September 1st, 2009 · 1 Comment

I’m not big on processing, but sometimes I think it worthwhile to take a step back and look things over.  Relationships are not stagnant, even though I am not one to push them along.  Actually, I am loathe to push them along at all.  And just to where would I push it along that could be better than this?  Why try to change something that is fun, fulfilling and working?  I am not goal oriented about my relationships.  And there’s a certain freedom around that.  There’s no pressure to change.

But relationships do change, seemingly on their own.  And the relationship with Don Quixote is going on three years and it’s changed.  It’s gotten more intimate, more trusting, more loving.  As much as I want to stick my head into the sand about it, that change can’t be ignored.  I especially can’t ignore it because my friends and family treat us more and more like a couple and they make fun of me for refusing to define the relationship further than calling him my jellybean.

Just what am I supposed to do now?  And without fucking it up?  Is this all about a label?  Would they be satisfied if I called him my boyfriend?  Or my partner?  Ugh!  Those labels carry all sorts of baggage.

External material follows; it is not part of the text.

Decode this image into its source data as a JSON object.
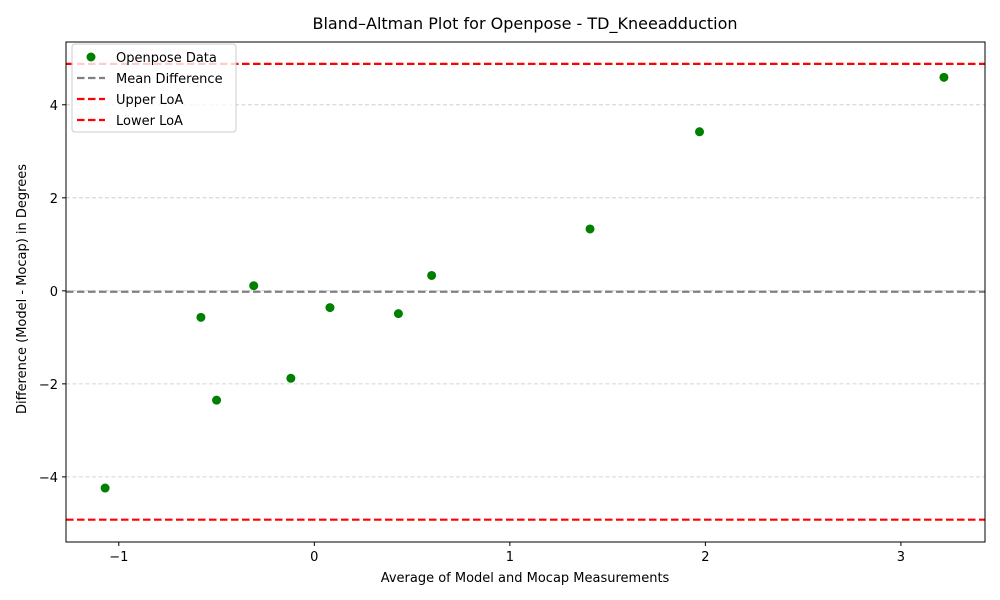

We have no rules and no expectations of each other.  Either one of us can do anything we want.  I guess there are some unspoken rules, like, for instance: we don’t lie to each other, but regular good friends don’t lie to one other either.  We are considerate to each other, just like good friends.  We support each other and do nice things for each other, just like good friends.  Are these rules?  Not really.  I don’t make rules with friends.  And I don’t think we need rules here.  I don’t have higher expectations.

So, do I really need to call it something else?

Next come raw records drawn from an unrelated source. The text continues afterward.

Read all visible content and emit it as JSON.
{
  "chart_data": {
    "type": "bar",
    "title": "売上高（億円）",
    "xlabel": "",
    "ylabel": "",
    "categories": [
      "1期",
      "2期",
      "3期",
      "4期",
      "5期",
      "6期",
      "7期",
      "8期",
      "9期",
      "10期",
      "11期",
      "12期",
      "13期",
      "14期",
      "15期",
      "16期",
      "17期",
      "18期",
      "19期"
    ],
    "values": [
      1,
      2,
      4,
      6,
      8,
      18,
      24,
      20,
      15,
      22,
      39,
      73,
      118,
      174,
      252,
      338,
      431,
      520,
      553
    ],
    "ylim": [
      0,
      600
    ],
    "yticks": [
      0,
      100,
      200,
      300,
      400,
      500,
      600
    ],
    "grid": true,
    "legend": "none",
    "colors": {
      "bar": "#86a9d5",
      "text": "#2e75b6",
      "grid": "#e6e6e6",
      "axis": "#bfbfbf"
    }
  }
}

I showed this to the jellybean and he wrote back to me:

“The thing is: the only people we really have to worry about with this thing are each other.  I feel really lucky that our honesty and receptiveness keep bringing us along.  The name jellybean has come to be perfect for it.  Maybe other folks want it defined in some other way, but I’m very happy to just think of you as my Princess.”

That’s totally perfect!  So stick that in your pipe and smoke it!

Tags: Relationships

1 response so far ↓

  • 1 Anita Wagner // Sep 1, 2009 at 6:48 am

    Hey, it works for the two of you and sounds quite lovely to me. You have all the essential qualities necessary for a great relationship: respect, trust, love, friendship, understanding, non-possessiveness, low expectations, and awareness that relationships aren’t static (thereby causing you to live more in the present together).

    People who care about you shouldn’t pressure you to define it. That seems to me to be more about them and their comfort level (or lack thereof) with your relationship as they understand it and what it may reflect about their own. In other words, their issue may have nothing to do with you.